The board of the Alaska Industrial Development and Export Authority, a state lending agency, is scheduled to hear a pitch on Thursday from a company called SMOG LLC.
SMOG is an unappetizing acronym for the Sitka Meal, Oil and Gelatin Co.
The company wants to start a plant at Sitka to process fish waste into goods such as aquaculture and pet feed and human nutritional products.
And it wants the state agency, AIDEA, to finance and own the plant — a project that will cost more than $9 million, agency documents show.
Fish waste, of course, is a monumental headache for Alaska's seafood industry. In many cases, the only option is to grind up the fish heads, frames and guts and pipe the gurry offshore.
SMOG wants to dry and process the waste into marketable products.
It's not the first time fish waste has been processed into something usable, such as fishmeal.
But SMOG has a "new method" to better stabilize the waste, to dry it faster and to extract products higher in nutrients and thus more valuable, AIDEA says.
This newfangled Sitka plant has the support of seafood processors such as Icicle, Ocean Beauty and North Pacific Seafoods, who say they're under pressure from regulators such as the U.S. Environmental Protection Agency to find a better way to deal with fish offal.
But SMOG's technology apparently has never been tried on a commercial scale. AIDEA board members, at a meeting on March 2, had lots of questions regarding feasibility, and ultimately tabled a funding request until the next meeting.

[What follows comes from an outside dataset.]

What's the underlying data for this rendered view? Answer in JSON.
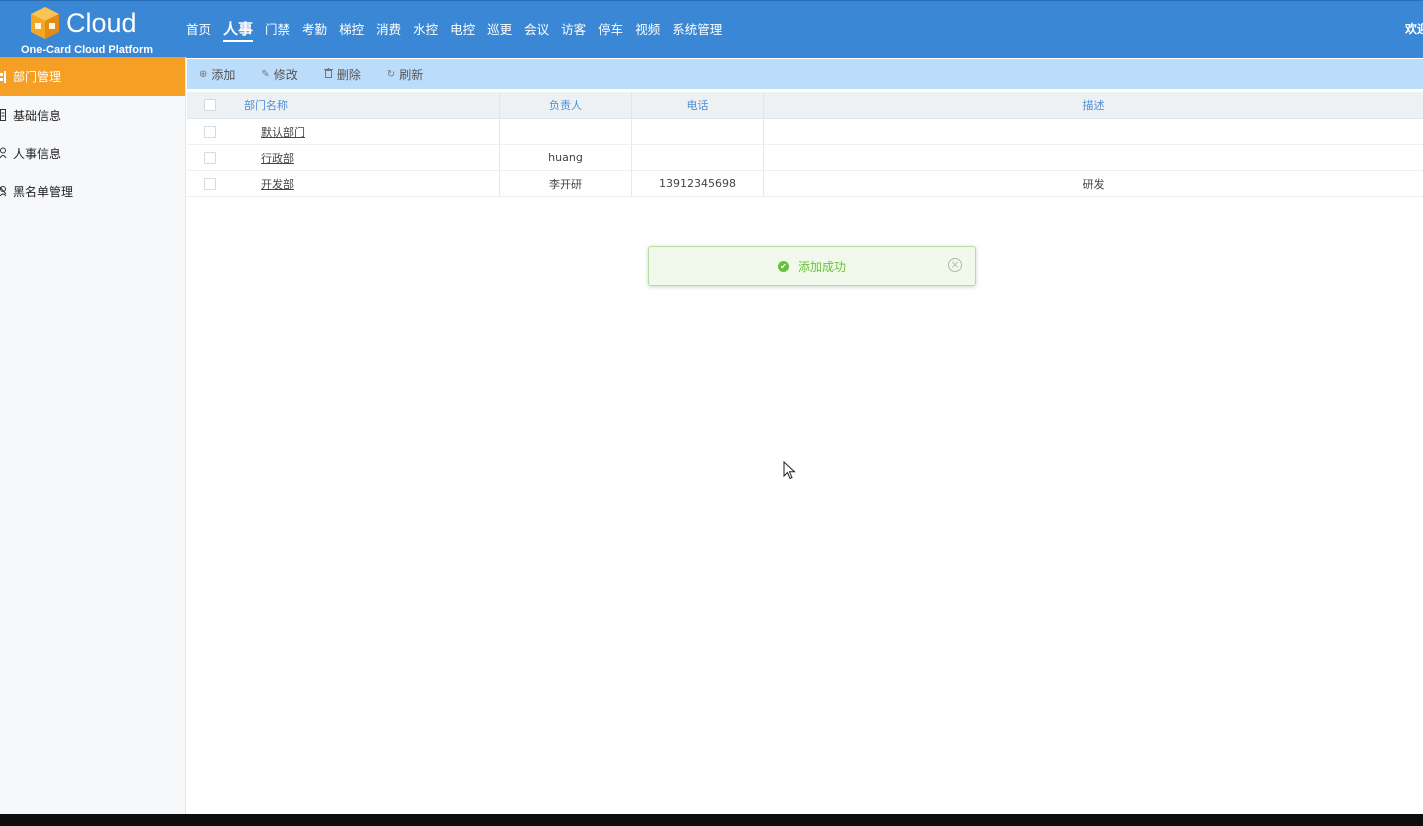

SMOG initially seeks $450,000 from AIDEA for engineering, legal work and other steps necessary to bring the project back to the board for final consideration.
Under a proposed "user agreement," SMOG is obligated to reimburse AIDEA if either party decides to back out of the project.
"However, due to the fact that SMOG has limited financial capacity to reimburse AIDEA's expenditures, there is a substantial risk that if the project terminated, AIDEA will not be able to recover its investment," an agency memo says.
The AIDEA staff, however, seems sold on the project.
Read the agency memo and letters of support from processors here.
SMOG's organizer is Peter J. Stitzel of Seattle, state records show. Stitzel or other SMOG representatives are scheduled to give a presentation to the AIDEA board on Thursday.
Of course, AIDEA might well proceed with caution when it comes to "value-added" fishery projects.
The agency ended up with an embarrassing white elephant after a Anchorage venture called Alaska Seafood International went bust in 2003. AIDEA was landlord for the $50 million, state-owned processing plant, which today serves as a church.